Positivity and the “Lost Year” of Education: Interview with Kim Morton

As we settle into our “new normal,” returning to in-person instruction, there is some lingering anxiety over what it will take to recover from the past school year and what disruptions might await us in the year ahead.

Kim Morton is an elementary school principal at the Leadership Academy in Vista Unified School District, in California. In an interview with Allison Zmuda, she shares some silver linings she has uncovered, as well as how positivity is the throughline that informs how she views the “lost year” of education and its impact on the year ahead.

Given the space to reflect on the past year, she says, “I think the biggest takeaway is that we are all stronger than we think and we can do hard things.”

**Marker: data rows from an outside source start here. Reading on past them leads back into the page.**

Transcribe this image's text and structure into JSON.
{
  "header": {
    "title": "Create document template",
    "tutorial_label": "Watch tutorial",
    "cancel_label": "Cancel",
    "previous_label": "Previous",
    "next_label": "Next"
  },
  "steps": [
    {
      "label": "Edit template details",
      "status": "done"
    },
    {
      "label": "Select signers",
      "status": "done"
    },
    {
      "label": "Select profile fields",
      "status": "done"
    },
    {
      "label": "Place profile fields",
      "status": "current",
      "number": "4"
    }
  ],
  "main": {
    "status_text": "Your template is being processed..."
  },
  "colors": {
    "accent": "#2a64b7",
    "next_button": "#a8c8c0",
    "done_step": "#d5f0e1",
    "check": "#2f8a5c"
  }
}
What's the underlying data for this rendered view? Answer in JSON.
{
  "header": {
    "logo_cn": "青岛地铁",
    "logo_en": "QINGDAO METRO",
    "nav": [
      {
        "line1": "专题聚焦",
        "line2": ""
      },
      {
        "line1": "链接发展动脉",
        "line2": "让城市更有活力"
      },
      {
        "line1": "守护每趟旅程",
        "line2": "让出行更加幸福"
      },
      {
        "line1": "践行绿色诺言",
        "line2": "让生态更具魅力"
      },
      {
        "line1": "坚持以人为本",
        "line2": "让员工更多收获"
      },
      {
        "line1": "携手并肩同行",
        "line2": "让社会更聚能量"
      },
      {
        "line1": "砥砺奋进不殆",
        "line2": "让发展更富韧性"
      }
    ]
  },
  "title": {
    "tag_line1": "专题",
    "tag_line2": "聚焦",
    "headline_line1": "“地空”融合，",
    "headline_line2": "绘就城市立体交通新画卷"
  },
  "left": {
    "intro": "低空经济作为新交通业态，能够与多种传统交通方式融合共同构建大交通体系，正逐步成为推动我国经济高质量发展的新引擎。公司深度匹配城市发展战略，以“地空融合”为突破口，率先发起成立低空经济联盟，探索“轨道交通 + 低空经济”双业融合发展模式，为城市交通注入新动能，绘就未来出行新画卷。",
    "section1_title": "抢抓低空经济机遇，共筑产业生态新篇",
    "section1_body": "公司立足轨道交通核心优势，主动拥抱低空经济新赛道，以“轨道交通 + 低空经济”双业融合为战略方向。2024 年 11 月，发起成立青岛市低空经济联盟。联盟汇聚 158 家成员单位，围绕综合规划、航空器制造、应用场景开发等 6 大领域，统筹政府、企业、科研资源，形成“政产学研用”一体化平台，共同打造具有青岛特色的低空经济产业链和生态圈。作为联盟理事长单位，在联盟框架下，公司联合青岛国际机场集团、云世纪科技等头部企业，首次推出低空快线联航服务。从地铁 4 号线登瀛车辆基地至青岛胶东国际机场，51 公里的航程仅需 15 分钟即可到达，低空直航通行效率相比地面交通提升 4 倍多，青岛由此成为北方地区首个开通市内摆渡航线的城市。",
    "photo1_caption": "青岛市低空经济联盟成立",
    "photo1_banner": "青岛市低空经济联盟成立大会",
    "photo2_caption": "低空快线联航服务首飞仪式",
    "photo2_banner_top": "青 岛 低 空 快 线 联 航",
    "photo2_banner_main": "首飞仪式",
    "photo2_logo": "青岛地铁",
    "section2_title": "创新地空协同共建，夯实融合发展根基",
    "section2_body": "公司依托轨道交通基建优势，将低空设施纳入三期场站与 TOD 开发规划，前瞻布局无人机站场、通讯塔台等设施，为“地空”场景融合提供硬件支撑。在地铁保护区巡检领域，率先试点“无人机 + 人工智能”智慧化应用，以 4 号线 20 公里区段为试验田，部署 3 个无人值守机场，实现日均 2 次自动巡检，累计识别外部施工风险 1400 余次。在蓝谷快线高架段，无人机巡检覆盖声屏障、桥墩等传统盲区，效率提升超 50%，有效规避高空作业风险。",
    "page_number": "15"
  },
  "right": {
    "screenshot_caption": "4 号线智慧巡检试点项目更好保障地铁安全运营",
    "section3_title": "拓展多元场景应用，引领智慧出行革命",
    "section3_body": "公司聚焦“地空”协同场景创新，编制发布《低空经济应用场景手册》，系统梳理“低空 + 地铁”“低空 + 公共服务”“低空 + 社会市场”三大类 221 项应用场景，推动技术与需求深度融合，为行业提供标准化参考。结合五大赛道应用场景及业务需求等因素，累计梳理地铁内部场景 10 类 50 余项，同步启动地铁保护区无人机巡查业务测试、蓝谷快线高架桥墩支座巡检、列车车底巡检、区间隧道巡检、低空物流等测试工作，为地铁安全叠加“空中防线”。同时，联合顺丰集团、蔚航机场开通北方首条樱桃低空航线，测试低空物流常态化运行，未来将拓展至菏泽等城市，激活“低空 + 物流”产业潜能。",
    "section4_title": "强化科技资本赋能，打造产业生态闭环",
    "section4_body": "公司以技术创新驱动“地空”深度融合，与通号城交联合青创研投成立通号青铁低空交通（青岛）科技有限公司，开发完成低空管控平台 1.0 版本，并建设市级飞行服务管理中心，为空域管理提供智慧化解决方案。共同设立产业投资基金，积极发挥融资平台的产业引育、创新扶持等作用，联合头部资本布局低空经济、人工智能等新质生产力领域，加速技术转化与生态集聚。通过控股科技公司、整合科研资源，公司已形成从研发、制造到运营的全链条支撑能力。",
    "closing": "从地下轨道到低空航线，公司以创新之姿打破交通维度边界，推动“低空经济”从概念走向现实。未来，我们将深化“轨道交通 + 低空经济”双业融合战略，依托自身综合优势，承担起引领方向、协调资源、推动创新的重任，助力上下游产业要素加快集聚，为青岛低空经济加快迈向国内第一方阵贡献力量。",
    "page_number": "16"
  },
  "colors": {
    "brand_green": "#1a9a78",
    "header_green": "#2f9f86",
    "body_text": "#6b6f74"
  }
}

The effect of remote learning on students

Leadership Academy is a TK-5 school with a diverse population and a significant number of EL students. While many of those students may have been disproportionately affected by factors such as unemployment rates, housing instability, food instability, and a lack of connectivity or technology resources to really participate in the virtual learning Leadership Academy offered, Morton likes to look on the positive side: 

“They may have missed some seat time but they gained a year of experiences in their home life with their families, and what they experienced in their community. And I think that gives them a whole year of living, and a whole year of living with experiences that they can now bring this year to the classroom that they wouldn’t have had the opportunity to experience. 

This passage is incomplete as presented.